Dr. Armin Alaedini is a professor at Columbia University, where he leads a research laboratory focused on studying the role of the immune system, host-microbe interaction, and diet in complex disorders. His team’s research on Lyme disease in the past 15 years has focused on the chronic and post-treatment manifestations of the infection, leading to seminal findings that provide molecular evidence of a biological basis for the patient’s symptoms. He is currently a member of the Scientific Advisory Board of Global Lyme Alliance and a Working Group Member of the NIH Advisory Council on Chronic Fatigue Syndrome.

Key Takeaways:

  • How does inflammation become permanent?
  • Could there be abnormalities in the immune response system because of Lyme disease?
  • Could there be a biological basis for persistent inflammation?
  • There is a biological basis for the symptoms Lyme patients are facing. This is not trivial, because there wasn’t scientific evidence to say it wasn’t psychosomatic.
  • The infection causes inflammation. Inflammation then becomes chronic.
  • Why do some patients recover and others don’t?
  • Remove the infection, and then you still have to remove the inflammation.
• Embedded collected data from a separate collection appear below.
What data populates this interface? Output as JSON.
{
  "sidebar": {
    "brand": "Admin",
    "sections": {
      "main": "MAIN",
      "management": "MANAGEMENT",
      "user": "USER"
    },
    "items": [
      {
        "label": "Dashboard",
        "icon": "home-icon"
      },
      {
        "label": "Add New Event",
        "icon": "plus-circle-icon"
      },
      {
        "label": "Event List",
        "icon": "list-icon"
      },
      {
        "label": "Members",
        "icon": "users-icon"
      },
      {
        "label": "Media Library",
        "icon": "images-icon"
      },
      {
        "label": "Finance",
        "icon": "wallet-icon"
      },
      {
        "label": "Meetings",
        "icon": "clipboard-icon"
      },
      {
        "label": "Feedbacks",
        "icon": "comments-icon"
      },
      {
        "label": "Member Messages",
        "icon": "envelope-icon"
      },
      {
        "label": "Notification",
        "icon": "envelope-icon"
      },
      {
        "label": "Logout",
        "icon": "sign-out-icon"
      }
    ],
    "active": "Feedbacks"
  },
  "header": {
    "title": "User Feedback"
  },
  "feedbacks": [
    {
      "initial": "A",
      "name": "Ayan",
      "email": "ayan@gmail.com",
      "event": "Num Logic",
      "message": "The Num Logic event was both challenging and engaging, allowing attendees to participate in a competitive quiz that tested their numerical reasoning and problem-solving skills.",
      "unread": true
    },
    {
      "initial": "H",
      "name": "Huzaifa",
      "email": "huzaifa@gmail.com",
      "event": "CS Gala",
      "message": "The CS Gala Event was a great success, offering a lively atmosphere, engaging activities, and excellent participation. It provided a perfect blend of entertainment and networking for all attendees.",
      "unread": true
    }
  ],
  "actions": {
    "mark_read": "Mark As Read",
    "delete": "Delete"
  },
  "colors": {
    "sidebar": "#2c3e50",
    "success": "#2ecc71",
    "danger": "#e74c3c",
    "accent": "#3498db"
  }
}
Borrelia components could remain.
  • Even after treatment with antibiotics, you can still have Borrelia in the body. (Animal studies)
  • The inflammation that patients have early on in the infection is different than the persistent inflammation that patients have in the later stages of infection. (12:00)
  • Biological markers to demonstrate that patients have chronic persistence of inflammation. This is really important because it gives us a handle to study these patients.
  • There is basically no federal funding for Lyme disease. The NIH gives out a minuscule amount of funding for Lyme disease. Lack of funding is a major reason we haven’t made strides.
  • We know a lot about Borrelia (about the infection itself) but the chronic symptoms that persist after having Lyme disease haven’t been properly studied.
  • We need more support from the NIH and other federal agencies.
  • Chronic Fatigue Syndrome (working group that counsels the NIH)
  • NIH is slowly starting to be more supportive of research around CFS.
  • CFS is a heterogeneous condition. It’s a spectrum disorder, making it very hard to study.
  • There is now a study section at the NIH dedicated to studying CFS.
  • We need funding to entice new researchers in these underfunded areas.
  • Testing for Lyme that is “accepted” as mainstream relies on the immune response to the infection itself.
  • We need to be able to find biomarkers in patients early on in the infection and later post-treatment Lyme disease syndrome. (30:00)
  • We are still at the early stages of understanding (funding, research, clinical trials) these persistent symptoms.
  • We can’t focus only on antibiotics and antibacterial agents. (We need to think more broadly about treatment strategies)
  • Borrelia moves out of the bloodstream very quickly. From the blood, it goes to joints, nervous system and organs.
  • Clinicians and researchers process the information that they have differently.
  • There is a very real psychological toll of unresolved symptoms on the patients.
  • The GUT has its own immune system and nervous system. (53:00)
  • Neuroimmunology-The role of the immune system in neurologic and psychiatric symptoms.
  • The gut interacts heavily with the brain.
  • “I was initially interested in Lyme disease because the laboratory I was working in became interested in patients who were basically experiencing symptoms in response to vaccination from Lyme disease back in the 90’s.” LYMErix
  • There is currently no vaccine for Lyme disease.
  • The early research that I did indicated that there may be some cross-reactivity of the immune response to the vaccine, against the nervous system. That was early research that we did, that we didn’t continue with for lack of funding.
  • What will treatment look like in the year 2040 for Lyme disease? Quick diagnosis, treatment, and resolution of symptoms. Better diagnostics and treatment for various symptoms.
  • The microbiome is a huge factor in health and recovery. (a.k.a diet)
  • Patients are trying everything because that is what they have to do.
  • “60%-70% of chronic fatigue syndrome patients also have gastrin intestinal symptoms. Which is significantly higher than the general population.” (1:02)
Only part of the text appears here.